INGREDIENTS
2 kg Mutton or 2 whole Chickens
5 cups Rice / 3 cups Masoor [Boiled
separately]
24 pieces of potato [Fried separately]
2 big chopped Onions [Fried separately]
2 boxes red Maas
Masala
4 tsp
1 tsp Turmeric Powder
6 tsp Dhana Jeero
8 tsp Chilli Powder [Depends how hot]
2 boxes Maas
Whole Elachi
Cloves
Cinnamon sticks
Pepper
Jeera
1/2 Onion
Saffron
Ginger Garlic
METHOD
- Boil Rice & Masoor separately.
- Fry 24 pieces of potato in deep oil.
- Fry 2 big chopped onions in pan.
- Add all ‘Masala’ ingredients to a bowl and add meat – mix well.
- Put ghee & oil in pot
- Add 1/4 of the fried onions, 1 mooth boiled rice & 1 mooth boiled masoor
- Add meat with masalas, mix and spread out well in pot.
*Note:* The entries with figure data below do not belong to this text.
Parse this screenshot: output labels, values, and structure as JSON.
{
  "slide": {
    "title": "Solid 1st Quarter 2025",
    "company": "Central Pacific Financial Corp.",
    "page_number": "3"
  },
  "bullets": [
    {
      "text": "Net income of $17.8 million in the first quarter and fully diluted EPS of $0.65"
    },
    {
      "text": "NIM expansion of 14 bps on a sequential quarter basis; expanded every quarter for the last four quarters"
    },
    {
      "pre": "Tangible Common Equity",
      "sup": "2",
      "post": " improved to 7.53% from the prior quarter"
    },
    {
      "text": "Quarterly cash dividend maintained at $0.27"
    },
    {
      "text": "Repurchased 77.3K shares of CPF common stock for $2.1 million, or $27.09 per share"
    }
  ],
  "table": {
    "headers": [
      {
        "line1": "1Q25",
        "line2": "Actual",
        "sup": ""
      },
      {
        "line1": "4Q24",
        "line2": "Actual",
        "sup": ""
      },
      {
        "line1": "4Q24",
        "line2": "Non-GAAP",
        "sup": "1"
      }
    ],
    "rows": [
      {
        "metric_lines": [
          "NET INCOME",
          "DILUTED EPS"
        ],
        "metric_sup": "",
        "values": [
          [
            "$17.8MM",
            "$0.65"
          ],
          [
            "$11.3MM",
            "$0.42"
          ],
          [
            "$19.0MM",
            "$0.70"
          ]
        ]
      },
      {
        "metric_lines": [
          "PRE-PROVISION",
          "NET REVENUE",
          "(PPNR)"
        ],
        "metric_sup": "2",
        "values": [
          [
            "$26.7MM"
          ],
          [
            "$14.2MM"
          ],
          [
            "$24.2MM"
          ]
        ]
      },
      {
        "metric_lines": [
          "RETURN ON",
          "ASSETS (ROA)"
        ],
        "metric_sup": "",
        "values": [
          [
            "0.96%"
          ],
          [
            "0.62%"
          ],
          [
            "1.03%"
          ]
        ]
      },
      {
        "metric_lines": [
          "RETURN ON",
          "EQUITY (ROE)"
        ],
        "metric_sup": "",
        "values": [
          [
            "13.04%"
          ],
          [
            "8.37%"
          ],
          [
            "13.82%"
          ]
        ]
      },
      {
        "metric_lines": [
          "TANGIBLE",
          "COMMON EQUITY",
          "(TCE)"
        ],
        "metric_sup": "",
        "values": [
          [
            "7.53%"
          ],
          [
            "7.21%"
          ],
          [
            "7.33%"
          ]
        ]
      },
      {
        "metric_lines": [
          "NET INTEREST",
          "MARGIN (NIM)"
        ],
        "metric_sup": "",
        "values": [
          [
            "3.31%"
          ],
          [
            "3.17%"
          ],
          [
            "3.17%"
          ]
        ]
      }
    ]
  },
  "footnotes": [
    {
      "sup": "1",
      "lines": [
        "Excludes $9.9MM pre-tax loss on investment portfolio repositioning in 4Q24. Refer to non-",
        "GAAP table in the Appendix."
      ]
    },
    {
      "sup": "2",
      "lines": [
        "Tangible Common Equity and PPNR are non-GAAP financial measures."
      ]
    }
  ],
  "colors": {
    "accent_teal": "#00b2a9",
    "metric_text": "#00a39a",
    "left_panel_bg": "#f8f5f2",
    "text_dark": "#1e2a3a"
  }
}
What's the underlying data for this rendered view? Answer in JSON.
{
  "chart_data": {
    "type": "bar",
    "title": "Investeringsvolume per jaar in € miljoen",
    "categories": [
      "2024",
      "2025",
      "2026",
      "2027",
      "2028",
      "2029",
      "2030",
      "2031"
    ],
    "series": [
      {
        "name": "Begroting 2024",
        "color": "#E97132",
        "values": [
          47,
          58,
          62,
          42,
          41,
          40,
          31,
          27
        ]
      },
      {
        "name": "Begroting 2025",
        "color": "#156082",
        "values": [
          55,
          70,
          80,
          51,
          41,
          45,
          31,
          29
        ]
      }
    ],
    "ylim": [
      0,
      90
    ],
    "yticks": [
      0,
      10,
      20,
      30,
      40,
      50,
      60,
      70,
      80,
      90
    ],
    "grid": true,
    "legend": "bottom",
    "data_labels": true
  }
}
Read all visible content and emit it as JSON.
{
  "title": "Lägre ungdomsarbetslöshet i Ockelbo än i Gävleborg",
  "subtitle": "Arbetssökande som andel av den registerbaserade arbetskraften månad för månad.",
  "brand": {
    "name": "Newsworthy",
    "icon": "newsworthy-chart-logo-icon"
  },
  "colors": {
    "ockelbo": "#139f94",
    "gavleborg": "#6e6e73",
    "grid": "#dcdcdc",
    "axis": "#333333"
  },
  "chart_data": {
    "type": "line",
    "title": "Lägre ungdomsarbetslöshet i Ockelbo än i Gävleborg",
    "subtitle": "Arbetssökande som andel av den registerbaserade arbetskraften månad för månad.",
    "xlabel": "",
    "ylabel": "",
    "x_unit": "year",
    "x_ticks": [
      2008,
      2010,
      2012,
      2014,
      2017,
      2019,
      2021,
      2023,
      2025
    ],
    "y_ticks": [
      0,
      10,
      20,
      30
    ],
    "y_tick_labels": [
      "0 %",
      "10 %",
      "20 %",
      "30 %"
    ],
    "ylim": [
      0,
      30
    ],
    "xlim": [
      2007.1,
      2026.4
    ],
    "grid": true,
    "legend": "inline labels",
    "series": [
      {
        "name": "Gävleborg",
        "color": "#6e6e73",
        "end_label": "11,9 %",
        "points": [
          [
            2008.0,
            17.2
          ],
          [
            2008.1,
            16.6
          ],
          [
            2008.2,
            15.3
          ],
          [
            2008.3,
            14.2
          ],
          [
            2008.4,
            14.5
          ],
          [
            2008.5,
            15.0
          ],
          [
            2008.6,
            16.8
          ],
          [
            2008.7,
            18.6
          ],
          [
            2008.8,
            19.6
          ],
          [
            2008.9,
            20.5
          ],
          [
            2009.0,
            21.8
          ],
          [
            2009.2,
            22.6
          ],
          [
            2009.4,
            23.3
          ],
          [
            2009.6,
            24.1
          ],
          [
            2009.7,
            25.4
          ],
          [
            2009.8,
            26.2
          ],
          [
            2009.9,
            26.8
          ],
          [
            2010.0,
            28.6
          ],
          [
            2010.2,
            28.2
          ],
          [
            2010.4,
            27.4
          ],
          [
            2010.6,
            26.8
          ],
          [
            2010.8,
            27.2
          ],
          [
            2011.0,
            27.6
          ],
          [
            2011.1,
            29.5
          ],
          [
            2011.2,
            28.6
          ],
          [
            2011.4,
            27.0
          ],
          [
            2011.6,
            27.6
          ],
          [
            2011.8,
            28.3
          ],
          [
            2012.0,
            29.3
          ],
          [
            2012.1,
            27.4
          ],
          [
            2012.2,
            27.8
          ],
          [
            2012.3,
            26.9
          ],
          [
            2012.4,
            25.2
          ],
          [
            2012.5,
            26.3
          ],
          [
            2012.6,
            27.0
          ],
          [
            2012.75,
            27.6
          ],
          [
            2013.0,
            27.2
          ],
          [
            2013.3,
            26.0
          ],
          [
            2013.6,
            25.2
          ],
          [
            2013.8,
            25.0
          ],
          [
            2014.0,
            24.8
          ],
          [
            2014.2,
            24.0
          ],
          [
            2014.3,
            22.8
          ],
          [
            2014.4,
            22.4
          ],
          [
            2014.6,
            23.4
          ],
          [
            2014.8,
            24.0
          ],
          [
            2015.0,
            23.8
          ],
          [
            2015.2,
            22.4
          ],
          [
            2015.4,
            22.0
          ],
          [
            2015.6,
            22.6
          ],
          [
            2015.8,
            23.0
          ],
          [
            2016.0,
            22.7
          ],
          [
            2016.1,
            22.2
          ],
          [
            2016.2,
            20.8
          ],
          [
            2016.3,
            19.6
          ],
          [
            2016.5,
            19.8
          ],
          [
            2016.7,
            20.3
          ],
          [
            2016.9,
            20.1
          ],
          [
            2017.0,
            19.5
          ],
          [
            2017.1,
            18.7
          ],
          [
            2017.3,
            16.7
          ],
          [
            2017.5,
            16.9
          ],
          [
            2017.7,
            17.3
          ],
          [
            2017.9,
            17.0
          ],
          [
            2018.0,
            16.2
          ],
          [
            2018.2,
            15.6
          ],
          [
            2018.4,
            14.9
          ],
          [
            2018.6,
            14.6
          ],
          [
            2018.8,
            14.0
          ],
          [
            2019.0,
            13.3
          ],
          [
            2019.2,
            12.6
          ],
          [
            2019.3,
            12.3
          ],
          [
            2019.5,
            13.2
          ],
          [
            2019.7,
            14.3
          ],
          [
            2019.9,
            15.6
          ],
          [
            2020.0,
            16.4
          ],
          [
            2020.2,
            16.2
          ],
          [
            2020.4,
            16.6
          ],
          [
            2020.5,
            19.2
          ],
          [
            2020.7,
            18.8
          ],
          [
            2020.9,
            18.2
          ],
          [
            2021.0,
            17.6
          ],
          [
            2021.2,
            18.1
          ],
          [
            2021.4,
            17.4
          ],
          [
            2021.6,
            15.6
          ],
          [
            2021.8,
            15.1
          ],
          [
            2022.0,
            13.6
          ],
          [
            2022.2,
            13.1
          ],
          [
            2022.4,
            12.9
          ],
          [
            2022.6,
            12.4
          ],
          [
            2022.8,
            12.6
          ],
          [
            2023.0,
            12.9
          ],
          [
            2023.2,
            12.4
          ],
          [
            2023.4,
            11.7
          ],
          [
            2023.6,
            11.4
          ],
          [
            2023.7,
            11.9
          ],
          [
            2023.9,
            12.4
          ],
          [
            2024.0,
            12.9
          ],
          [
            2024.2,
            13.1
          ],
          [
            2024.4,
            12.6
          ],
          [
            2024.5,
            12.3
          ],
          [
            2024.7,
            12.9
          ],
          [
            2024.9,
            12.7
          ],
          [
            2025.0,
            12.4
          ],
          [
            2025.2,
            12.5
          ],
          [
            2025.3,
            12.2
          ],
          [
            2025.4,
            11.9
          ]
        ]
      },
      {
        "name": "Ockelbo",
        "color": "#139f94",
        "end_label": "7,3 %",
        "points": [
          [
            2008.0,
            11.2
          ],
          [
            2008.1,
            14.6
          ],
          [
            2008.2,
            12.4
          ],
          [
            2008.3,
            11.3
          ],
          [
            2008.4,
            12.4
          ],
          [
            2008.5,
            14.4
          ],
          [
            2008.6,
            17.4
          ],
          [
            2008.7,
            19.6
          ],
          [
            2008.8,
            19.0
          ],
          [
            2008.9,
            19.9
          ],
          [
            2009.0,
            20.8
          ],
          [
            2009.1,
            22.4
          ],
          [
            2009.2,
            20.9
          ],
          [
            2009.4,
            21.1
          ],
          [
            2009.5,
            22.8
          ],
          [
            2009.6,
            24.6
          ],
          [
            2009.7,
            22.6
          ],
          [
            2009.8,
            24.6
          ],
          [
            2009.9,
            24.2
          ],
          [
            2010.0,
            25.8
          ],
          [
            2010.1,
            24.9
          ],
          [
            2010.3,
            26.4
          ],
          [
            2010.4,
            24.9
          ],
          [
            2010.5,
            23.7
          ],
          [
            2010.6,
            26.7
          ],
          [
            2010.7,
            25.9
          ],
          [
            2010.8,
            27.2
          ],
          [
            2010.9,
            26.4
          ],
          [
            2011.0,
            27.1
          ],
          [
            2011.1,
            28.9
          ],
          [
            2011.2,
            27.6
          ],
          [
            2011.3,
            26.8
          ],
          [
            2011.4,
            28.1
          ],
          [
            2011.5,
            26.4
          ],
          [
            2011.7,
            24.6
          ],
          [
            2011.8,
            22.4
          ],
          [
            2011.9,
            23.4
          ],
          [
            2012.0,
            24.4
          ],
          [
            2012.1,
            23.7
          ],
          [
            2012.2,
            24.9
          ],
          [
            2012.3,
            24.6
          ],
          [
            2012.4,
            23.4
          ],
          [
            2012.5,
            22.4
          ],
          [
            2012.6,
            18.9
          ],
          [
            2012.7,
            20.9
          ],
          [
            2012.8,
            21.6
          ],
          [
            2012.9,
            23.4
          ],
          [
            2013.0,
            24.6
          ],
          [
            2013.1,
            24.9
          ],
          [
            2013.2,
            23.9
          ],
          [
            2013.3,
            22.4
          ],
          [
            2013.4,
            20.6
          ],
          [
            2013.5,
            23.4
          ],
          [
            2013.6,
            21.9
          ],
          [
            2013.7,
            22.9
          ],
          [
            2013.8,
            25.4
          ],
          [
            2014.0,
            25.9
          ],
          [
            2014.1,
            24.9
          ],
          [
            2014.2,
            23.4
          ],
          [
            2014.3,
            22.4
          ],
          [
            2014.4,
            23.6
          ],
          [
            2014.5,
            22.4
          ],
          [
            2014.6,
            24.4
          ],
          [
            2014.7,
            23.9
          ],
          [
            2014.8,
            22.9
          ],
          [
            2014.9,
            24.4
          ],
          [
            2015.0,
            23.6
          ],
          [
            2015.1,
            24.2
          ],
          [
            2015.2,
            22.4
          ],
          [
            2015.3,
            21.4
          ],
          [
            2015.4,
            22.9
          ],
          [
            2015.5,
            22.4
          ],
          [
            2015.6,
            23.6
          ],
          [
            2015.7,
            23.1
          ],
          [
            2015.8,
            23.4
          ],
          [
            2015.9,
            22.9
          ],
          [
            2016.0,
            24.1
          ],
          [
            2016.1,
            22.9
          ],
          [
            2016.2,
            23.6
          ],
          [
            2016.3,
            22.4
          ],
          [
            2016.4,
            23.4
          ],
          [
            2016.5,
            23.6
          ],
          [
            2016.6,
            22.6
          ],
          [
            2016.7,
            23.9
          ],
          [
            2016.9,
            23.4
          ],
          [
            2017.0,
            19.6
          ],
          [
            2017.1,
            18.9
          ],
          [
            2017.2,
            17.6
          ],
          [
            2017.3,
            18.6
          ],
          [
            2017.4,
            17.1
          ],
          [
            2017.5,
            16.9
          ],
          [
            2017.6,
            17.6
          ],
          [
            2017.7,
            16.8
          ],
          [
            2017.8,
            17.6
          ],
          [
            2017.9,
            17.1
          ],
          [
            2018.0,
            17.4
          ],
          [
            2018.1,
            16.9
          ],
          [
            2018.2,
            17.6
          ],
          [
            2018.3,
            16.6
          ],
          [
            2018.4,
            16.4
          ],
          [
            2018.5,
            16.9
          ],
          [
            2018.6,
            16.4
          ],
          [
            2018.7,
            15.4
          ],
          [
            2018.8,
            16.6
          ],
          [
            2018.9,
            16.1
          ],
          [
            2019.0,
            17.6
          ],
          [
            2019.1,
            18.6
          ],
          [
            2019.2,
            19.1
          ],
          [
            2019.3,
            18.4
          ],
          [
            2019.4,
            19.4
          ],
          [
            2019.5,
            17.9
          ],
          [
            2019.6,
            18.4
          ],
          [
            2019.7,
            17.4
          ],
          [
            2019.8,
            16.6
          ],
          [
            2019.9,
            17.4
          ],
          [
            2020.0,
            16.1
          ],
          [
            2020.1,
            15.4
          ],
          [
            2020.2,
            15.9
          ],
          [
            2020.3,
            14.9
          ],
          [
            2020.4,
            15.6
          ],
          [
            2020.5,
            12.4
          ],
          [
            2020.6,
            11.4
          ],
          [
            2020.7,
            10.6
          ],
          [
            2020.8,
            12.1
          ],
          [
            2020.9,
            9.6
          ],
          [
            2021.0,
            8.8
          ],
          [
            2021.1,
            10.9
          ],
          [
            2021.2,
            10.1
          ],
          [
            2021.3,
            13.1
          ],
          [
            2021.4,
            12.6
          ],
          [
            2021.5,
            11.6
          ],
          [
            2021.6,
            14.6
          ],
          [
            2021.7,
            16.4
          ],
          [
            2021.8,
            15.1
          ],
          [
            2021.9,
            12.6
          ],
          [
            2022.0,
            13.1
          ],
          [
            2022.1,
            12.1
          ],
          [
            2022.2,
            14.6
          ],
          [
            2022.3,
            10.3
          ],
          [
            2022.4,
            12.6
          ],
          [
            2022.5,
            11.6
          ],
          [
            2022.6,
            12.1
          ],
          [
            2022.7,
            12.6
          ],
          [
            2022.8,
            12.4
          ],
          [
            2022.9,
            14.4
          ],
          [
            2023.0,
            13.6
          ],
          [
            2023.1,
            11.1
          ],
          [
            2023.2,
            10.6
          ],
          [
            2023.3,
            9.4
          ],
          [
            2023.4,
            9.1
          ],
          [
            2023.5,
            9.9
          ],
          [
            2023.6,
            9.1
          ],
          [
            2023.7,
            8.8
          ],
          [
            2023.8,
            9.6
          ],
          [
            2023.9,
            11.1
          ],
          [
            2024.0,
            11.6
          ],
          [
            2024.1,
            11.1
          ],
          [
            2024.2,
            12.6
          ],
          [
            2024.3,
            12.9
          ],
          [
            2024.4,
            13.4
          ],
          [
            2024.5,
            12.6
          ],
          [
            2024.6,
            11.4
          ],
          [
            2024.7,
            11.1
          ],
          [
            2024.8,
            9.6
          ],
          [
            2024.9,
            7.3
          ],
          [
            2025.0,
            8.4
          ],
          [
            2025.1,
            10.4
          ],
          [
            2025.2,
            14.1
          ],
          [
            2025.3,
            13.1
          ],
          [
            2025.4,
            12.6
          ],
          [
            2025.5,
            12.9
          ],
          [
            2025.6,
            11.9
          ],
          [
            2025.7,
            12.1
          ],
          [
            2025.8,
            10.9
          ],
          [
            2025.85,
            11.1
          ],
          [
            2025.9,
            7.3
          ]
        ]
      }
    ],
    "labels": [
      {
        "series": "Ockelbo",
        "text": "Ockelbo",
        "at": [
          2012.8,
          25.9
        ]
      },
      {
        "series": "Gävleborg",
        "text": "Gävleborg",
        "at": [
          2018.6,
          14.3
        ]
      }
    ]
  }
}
- Add a little saffron to the rice.
- Add the rest of the masoor on top of meat.
- Set potatoes on top of masoor, & add a little more oil & ghee if you prefer.
- Last, add the rest of the rice on top.
- Add a little saffron and fried onions on top.
- Add oil & ghee on top – So that when biryani is cooking it doesn’t burn and stays moist.
- Let the biryani heat on the stove,
- Steam the biryani in the oven for 1.5 hours.